Try getting them jokers in a cast net!!! Fun fun fun!!! Stanking little guys too!


----------



## OP-FOR (Jan 23, 2010)

*Test ?*



yukondog said:


> Needlefishes are classified in the phylum Chordata, subphylum Vertebrata, class Actinopterygii, order Beloniformes, family Belonidae.
> I just call all of them needlefish.



Wow! That is a mouth full there. Good thing we won't be tested on this. Are we?


----------



## engulfed (Jun 20, 2015)

I hate those things so much. Lost tons of lures to them when they attack my line. Plus, they deplete your spool since they usually strike way up the line above the lure.


----------



## captken (Feb 24, 2008)

*Bowdup was dead on. Hound Fish.*

Those things get to be 5 feet long. They are pretty common down here some years. On light tackle they are kinda like Sailfish. They are the most acrobatic inshore fish of all. 

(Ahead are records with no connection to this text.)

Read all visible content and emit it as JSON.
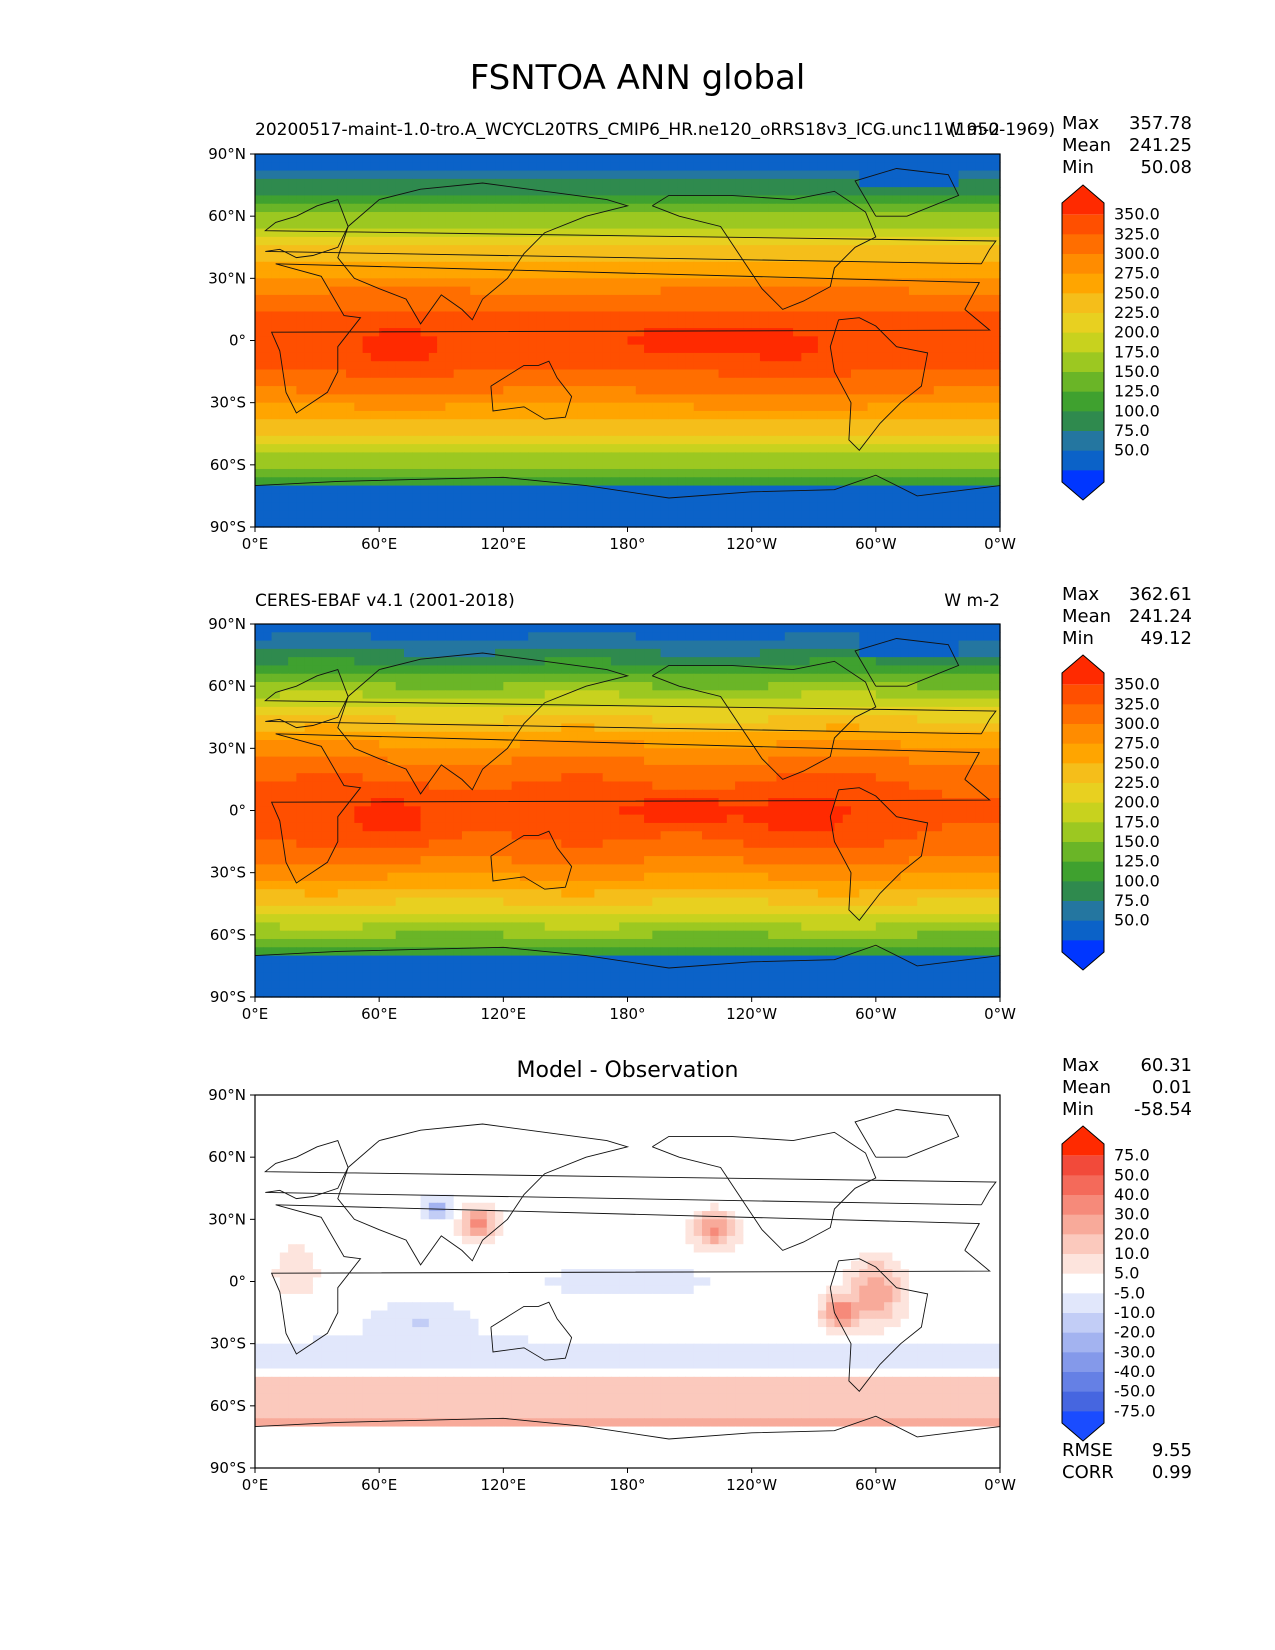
{
  "title": "FSNTOA ANN global",
  "panels": [
    {
      "title_left": "20200517-maint-1.0-tro.A_WCYCL20TRS_CMIP6_HR.ne120_oRRS18v3_ICG.unc11 (1950-1969)",
      "title_right": "W m-2",
      "stats": [
        {
          "k": "Max",
          "v": "357.78"
        },
        {
          "k": "Mean",
          "v": "241.25"
        },
        {
          "k": "Min",
          "v": "50.08"
        }
      ]
    },
    {
      "title_left": "CERES-EBAF v4.1 (2001-2018)",
      "title_right": "W m-2",
      "stats": [
        {
          "k": "Max",
          "v": "362.61"
        },
        {
          "k": "Mean",
          "v": "241.24"
        },
        {
          "k": "Min",
          "v": "49.12"
        }
      ]
    },
    {
      "title_center": "Model - Observation",
      "stats": [
        {
          "k": "Max",
          "v": "60.31"
        },
        {
          "k": "Mean",
          "v": "0.01"
        },
        {
          "k": "Min",
          "v": "-58.54"
        }
      ],
      "bottom_stats": [
        {
          "k": "RMSE",
          "v": "9.55"
        },
        {
          "k": "CORR",
          "v": "0.99"
        }
      ]
    }
  ],
  "chart_data": [
    {
      "type": "heatmap",
      "map_projection": "cylindrical",
      "title": "20200517-maint-1.0-tro.A_WCYCL20TRS_CMIP6_HR.ne120_oRRS18v3_ICG.unc11 (1950-1969)",
      "units": "W m-2",
      "xlim": [
        0,
        360
      ],
      "ylim": [
        -90,
        90
      ],
      "x_ticks": [
        "0°E",
        "60°E",
        "120°E",
        "180°",
        "120°W",
        "60°W",
        "0°W"
      ],
      "y_ticks": [
        "90°N",
        "60°N",
        "30°N",
        "0°",
        "30°S",
        "60°S",
        "90°S"
      ],
      "colorbar_levels": [
        "350.0",
        "325.0",
        "300.0",
        "275.0",
        "250.0",
        "225.0",
        "200.0",
        "175.0",
        "150.0",
        "125.0",
        "100.0",
        "75.0",
        "50.0"
      ],
      "colorbar_colors": [
        "#ff2a00",
        "#ff4f00",
        "#ff6e00",
        "#ff8c00",
        "#ffa500",
        "#f5be1a",
        "#e8d020",
        "#c8d21e",
        "#9cc821",
        "#6ab527",
        "#3fa12f",
        "#2f8a4e",
        "#2476a0",
        "#0b62c8",
        "#0036ff"
      ],
      "stats": {
        "max": 357.78,
        "mean": 241.25,
        "min": 50.08
      }
    },
    {
      "type": "heatmap",
      "map_projection": "cylindrical",
      "title": "CERES-EBAF v4.1 (2001-2018)",
      "units": "W m-2",
      "xlim": [
        0,
        360
      ],
      "ylim": [
        -90,
        90
      ],
      "x_ticks": [
        "0°E",
        "60°E",
        "120°E",
        "180°",
        "120°W",
        "60°W",
        "0°W"
      ],
      "y_ticks": [
        "90°N",
        "60°N",
        "30°N",
        "0°",
        "30°S",
        "60°S",
        "90°S"
      ],
      "colorbar_levels": [
        "350.0",
        "325.0",
        "300.0",
        "275.0",
        "250.0",
        "225.0",
        "200.0",
        "175.0",
        "150.0",
        "125.0",
        "100.0",
        "75.0",
        "50.0"
      ],
      "colorbar_colors": [
        "#ff2a00",
        "#ff4f00",
        "#ff6e00",
        "#ff8c00",
        "#ffa500",
        "#f5be1a",
        "#e8d020",
        "#c8d21e",
        "#9cc821",
        "#6ab527",
        "#3fa12f",
        "#2f8a4e",
        "#2476a0",
        "#0b62c8",
        "#0036ff"
      ],
      "stats": {
        "max": 362.61,
        "mean": 241.24,
        "min": 49.12
      }
    },
    {
      "type": "heatmap",
      "map_projection": "cylindrical",
      "title": "Model - Observation",
      "xlim": [
        0,
        360
      ],
      "ylim": [
        -90,
        90
      ],
      "x_ticks": [
        "0°E",
        "60°E",
        "120°E",
        "180°",
        "120°W",
        "60°W",
        "0°W"
      ],
      "y_ticks": [
        "90°N",
        "60°N",
        "30°N",
        "0°",
        "30°S",
        "60°S",
        "90°S"
      ],
      "colorbar_levels": [
        "75.0",
        "50.0",
        "40.0",
        "30.0",
        "20.0",
        "10.0",
        "5.0",
        "-5.0",
        "-10.0",
        "-20.0",
        "-30.0",
        "-40.0",
        "-50.0",
        "-75.0"
      ],
      "colorbar_colors": [
        "#ff2a00",
        "#f24a3a",
        "#f46a5a",
        "#f68a7a",
        "#f8aa9a",
        "#fbc9bd",
        "#fde4dd",
        "#ffffff",
        "#e1e7fb",
        "#c2cdf6",
        "#a3b3f0",
        "#8499ea",
        "#6580e5",
        "#4666e0",
        "#1a4cff"
      ],
      "stats": {
        "max": 60.31,
        "mean": 0.01,
        "min": -58.54,
        "rmse": 9.55,
        "corr": 0.99
      }
    }
  ]
}
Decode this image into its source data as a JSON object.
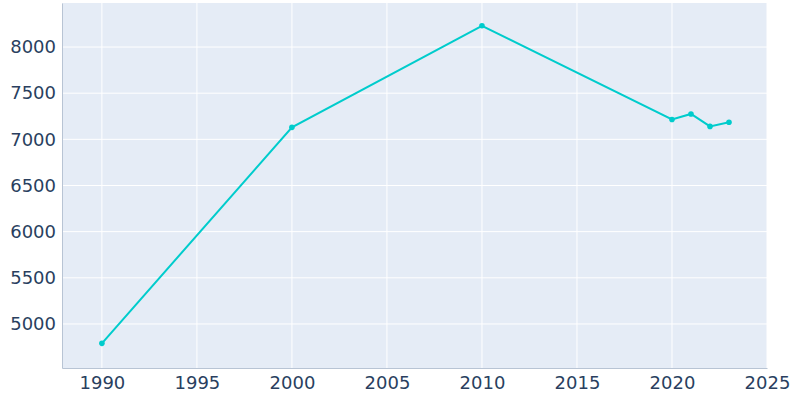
{
  "chart_data": {
    "type": "line",
    "x": [
      1990,
      2000,
      2010,
      2020,
      2021,
      2022,
      2023
    ],
    "values": [
      4790,
      7130,
      8230,
      7215,
      7275,
      7140,
      7185
    ],
    "color": "#00cccc",
    "marker": "circle",
    "xlim": [
      1987.9,
      2025
    ],
    "xticks": [
      1990,
      1995,
      2000,
      2005,
      2010,
      2015,
      2020,
      2025
    ],
    "ylim": [
      4523,
      8477
    ],
    "yticks": [
      5000,
      5500,
      6000,
      6500,
      7000,
      7500,
      8000
    ],
    "grid": true
  }
}
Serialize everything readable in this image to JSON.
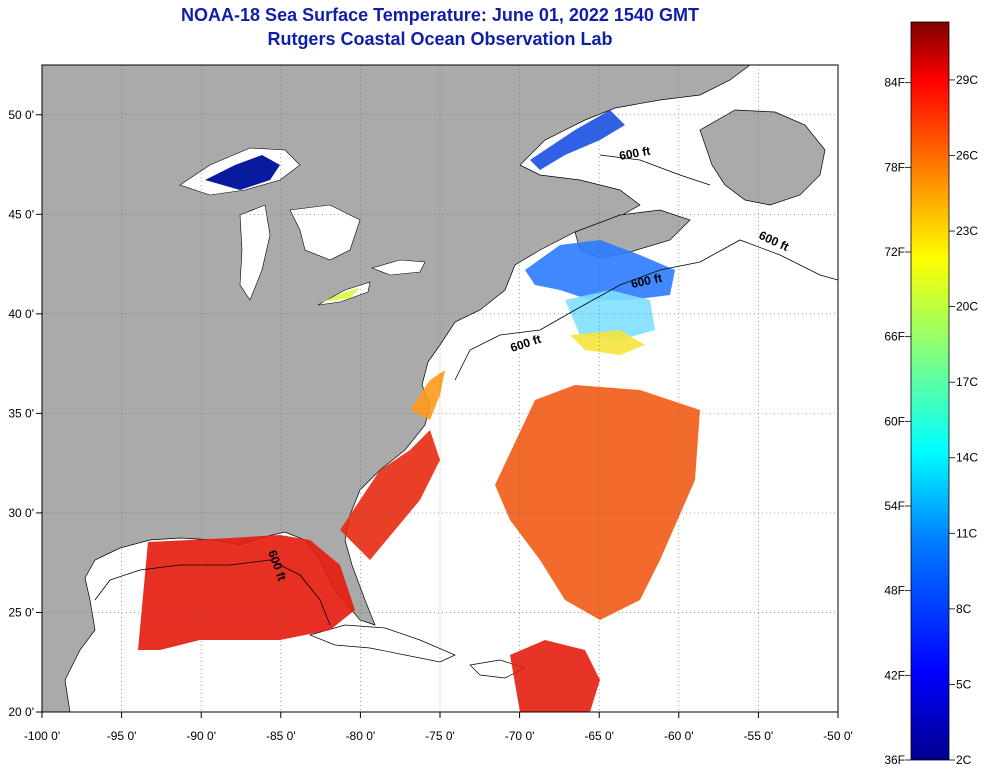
{
  "title": "NOAA-18 Sea Surface Temperature:  June 01, 2022 1540 GMT",
  "subtitle": "Rutgers Coastal Ocean Observation Lab",
  "map": {
    "lon_range": [
      -100,
      -50
    ],
    "lat_range": [
      20,
      52.5
    ],
    "x_ticks": [
      "-100 0'",
      "-95 0'",
      "-90 0'",
      "-85 0'",
      "-80 0'",
      "-75 0'",
      "-70 0'",
      "-65 0'",
      "-60 0'",
      "-55 0'",
      "-50 0'"
    ],
    "y_ticks": [
      "50 0'",
      "45 0'",
      "40 0'",
      "35 0'",
      "30 0'",
      "25 0'",
      "20 0'"
    ],
    "grid": "dotted",
    "land_color": "#aaaaaa",
    "contour_label": "600 ft"
  },
  "colorbar": {
    "f_labels": [
      "84F",
      "78F",
      "72F",
      "66F",
      "60F",
      "54F",
      "48F",
      "42F",
      "36F"
    ],
    "c_labels": [
      "29C",
      "26C",
      "23C",
      "20C",
      "17C",
      "14C",
      "11C",
      "8C",
      "5C",
      "2C"
    ],
    "colors": [
      "#7f0000",
      "#ff0000",
      "#ff7f00",
      "#ffff00",
      "#7fff7f",
      "#00ffff",
      "#007fff",
      "#0000ff",
      "#00008f"
    ]
  }
}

Some folks hate them but I never gripe when I catch a big one.

On a trip to Panama (Pacific side) the first fish I caught was a big Houndfish and the second was a 30# Jack Crevalle. Everybody else had caught Cuberra Snapper or Roosterfish and leave it to me to catch trash fish 1500 miles from home.

Notice in the pic that the Houndfish is slightly flattened where a Needle fish is more round. BTW, they are not very good to eat. I've tried.


----------



## Chris V (Oct 18, 2007)

captken said:


> Those things get to be 5 feet long. They are pretty common down here some years. On light tackle they are kinda like Sailfish. They are the most acrobatic inshore fish of all.
> 
> Some folks hate them but I never gripe when I catch a big one.
> 
> ...


 Good observation Ken. That is a key ID trait...but not for the Houndfish.

The fish in the pic, although locally called a Houndfish is actually a different species of Needlefish called the Flat Needlefish (_Ablennes hians_). They are a large species of Needlefish native to the GOM, western Atlantic and Carribean. The flat body obviously gives the name and the black bars on the rear section of the body are a common ID mark as well.

True Houndfish, _Tylosurus crocodilus_, are much heavier bodied, round in cross-section and bear a caudal keel, much like a tuna. They can grow to over 5ft and weigh as much as 15lbs or so. They have actually killed people before when jumping from the water and accidentally impaling people who had the bad luck of being in the way. I have caught some rather large Houndfish in the Keys and like Capt Ken, I've never been upset at catching one on light gear. They are a very fun light tackle fish with fast runs and crazy jumps.


----------



## LIM-IT-OUT (Aug 26, 2014)

baby blue Marlin was my first guess


its simply a needle fish, also known as a * dang*, not another one of these* 

dang fish or TRASHAKAJOHONIOUS cousin to lizard fish and father of the lady fish 

they are in full swing with the blood moon and fall weather, they make good king bait when trolled with a skirt of sorts


----------



## LINEnotSTRING (Nov 1, 2015)

right on! just fry it up if you don't know, yet, and determine 'trash' fish after a taste, eh? love it!


----------



## LINEnotSTRING (Nov 1, 2015)

lovin' the latin, man. THE. LATIN.


----------



## nostradumbass (Nov 19, 2015)

That's an 'Asshurtus Muchus' commonly referred to as a buttplug.


----------



## LINEnotSTRING (Nov 1, 2015)

ah man. i really need to pay more attention to the screen names: engulfed is just classic! right on...


----------